Shifting a complex debate on γ-secretase cleavage and Alzheimer's disease

Abstract

EMBO J 31 10, 2261–2274 (2012); published online April 13 2012

Chávez-Gutiérrez et al (2012) examine the effects of Alzheimer’s disease (AD) causing presenilin (PSEN) and amyloid β precursor protein (APP) mutations on intramembrane cleavage catalyzed by γ-secretase. These data provide definitive insights that should settle the long-standing debate regarding the role of loss of function effects of PSEN mutations in AD etiology. They also provide additional insights into the complexities of γ-secretase cleavage that may help to guide future therapeutic discovery efforts not only in AD but in other indications.

Figure 1

Schematic of the Ihara model of γ-secretase cleavage and effects of FAD-linked mutations or GSMs on Aβ production. Mutations in PSEN or APP alter both overall efficiency of the initial ε-cleavage as well as the ε-site (indicated by the asterisks).

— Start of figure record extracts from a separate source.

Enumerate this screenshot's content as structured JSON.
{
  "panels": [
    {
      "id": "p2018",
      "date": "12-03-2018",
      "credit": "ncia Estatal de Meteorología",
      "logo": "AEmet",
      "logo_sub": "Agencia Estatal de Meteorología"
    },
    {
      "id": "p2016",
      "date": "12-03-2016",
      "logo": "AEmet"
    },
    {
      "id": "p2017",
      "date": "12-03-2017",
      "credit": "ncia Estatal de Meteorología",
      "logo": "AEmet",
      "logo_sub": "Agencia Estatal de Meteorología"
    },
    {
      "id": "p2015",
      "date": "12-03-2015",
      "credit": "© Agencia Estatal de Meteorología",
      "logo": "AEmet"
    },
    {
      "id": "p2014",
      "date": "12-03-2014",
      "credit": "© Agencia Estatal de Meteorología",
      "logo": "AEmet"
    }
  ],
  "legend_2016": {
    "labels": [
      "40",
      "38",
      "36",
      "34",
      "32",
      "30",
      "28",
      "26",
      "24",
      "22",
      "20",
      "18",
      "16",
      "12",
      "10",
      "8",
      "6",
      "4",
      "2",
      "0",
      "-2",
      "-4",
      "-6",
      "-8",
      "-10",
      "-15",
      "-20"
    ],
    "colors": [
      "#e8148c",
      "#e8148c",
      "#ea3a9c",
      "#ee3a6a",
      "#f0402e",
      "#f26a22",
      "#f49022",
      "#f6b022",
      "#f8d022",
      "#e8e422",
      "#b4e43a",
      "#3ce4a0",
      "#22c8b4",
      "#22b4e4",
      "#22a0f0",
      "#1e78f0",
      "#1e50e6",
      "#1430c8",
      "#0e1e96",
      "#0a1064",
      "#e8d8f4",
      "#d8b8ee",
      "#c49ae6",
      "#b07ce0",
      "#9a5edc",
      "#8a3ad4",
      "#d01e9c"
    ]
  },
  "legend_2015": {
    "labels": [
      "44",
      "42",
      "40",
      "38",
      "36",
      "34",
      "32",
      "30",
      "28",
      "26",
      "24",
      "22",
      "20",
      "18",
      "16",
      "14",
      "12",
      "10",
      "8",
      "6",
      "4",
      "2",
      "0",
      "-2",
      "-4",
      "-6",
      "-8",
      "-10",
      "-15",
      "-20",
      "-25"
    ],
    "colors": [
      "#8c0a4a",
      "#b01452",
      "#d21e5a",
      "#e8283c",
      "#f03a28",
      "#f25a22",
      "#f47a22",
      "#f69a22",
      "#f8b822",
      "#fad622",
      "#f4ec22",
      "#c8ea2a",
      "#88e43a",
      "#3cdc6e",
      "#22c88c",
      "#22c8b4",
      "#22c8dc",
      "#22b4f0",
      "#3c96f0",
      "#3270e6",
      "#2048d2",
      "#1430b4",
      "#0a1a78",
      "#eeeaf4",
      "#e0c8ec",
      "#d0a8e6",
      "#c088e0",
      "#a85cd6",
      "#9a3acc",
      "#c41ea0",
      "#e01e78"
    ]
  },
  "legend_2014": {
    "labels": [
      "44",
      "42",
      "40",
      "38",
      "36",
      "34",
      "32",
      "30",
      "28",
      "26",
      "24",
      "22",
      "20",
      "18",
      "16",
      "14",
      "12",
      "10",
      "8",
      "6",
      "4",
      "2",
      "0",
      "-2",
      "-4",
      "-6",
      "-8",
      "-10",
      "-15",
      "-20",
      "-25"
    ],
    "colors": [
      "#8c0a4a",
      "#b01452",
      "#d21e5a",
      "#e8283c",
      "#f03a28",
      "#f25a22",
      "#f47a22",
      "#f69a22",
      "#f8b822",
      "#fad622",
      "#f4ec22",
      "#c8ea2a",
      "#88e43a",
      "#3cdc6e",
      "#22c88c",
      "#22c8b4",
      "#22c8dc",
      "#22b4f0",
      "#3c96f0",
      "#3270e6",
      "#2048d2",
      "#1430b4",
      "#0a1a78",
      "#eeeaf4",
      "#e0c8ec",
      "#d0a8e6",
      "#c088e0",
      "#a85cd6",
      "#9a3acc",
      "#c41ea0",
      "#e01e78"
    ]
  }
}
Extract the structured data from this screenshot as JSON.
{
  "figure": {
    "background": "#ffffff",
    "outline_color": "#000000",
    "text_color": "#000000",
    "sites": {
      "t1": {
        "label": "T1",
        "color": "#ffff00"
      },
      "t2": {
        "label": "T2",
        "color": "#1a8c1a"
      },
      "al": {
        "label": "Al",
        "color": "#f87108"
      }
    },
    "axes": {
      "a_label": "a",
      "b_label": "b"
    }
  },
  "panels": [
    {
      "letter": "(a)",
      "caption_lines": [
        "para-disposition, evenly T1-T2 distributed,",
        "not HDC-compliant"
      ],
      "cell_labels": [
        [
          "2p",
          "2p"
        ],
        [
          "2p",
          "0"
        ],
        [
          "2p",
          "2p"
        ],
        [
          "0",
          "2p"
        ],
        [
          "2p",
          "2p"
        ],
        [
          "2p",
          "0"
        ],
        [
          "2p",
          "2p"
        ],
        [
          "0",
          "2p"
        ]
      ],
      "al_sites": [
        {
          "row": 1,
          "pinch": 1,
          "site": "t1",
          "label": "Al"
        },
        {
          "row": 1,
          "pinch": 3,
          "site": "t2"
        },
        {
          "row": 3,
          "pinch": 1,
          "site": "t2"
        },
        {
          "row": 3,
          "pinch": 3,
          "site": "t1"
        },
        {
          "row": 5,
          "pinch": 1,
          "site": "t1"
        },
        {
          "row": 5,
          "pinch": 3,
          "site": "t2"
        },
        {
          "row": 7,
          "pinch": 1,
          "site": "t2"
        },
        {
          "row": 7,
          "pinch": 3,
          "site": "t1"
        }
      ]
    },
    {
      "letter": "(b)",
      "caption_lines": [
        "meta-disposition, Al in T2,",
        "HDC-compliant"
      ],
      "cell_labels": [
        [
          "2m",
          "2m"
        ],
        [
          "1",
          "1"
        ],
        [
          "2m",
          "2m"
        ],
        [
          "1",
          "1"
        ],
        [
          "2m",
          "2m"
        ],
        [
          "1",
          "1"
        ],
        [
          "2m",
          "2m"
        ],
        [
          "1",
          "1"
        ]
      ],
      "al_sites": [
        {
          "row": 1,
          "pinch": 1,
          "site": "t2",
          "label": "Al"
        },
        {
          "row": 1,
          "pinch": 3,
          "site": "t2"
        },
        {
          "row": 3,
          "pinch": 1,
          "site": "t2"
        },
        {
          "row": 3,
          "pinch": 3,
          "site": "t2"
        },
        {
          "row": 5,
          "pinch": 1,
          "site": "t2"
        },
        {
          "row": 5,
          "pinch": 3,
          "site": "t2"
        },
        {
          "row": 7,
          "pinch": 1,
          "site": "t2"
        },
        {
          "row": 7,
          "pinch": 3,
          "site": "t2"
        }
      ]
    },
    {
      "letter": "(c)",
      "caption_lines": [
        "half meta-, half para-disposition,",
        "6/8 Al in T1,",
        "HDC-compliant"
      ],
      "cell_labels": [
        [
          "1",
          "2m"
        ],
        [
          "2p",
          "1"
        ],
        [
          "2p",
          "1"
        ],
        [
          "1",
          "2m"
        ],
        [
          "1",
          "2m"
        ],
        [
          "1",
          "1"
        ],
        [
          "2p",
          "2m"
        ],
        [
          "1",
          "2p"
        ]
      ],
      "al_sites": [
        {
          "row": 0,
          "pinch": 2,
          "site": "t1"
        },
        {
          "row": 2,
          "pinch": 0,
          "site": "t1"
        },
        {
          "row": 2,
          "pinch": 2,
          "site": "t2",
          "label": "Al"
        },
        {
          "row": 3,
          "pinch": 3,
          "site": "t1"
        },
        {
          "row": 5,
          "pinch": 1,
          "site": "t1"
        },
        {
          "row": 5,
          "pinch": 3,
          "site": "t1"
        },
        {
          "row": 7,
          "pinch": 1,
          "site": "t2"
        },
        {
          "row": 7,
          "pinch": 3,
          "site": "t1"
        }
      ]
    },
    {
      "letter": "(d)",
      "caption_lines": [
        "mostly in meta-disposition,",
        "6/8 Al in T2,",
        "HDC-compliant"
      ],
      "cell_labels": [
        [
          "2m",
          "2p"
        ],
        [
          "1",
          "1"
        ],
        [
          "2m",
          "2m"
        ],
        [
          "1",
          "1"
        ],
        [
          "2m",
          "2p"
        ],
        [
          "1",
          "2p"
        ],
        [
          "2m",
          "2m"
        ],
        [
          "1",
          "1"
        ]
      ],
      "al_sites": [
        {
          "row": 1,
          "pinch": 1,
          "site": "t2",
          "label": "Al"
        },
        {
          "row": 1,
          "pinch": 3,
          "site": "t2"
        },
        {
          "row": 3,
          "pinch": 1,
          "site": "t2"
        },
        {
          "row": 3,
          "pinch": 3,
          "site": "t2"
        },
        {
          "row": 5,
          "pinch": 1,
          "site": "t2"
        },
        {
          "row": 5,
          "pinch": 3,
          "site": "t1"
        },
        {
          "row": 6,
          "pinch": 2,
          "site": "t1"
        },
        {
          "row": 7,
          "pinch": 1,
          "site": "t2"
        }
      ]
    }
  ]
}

Two major ε-cleavages in APP produce two ‘product lines’ that influence subsequent cleavages, ‘processivity’. As the TMD is trimmed by the sequential cleavages, the substrate can either be further processed or released from the complex; this is indicated by the transition from black to red in the Aβ48/49 product lines. PSEN and APP mutants can alter the processivity resulting in release of increased Aβ42/43. GSMs are proposed to increase processivity resulting in less Aβ42 and more Aβ38.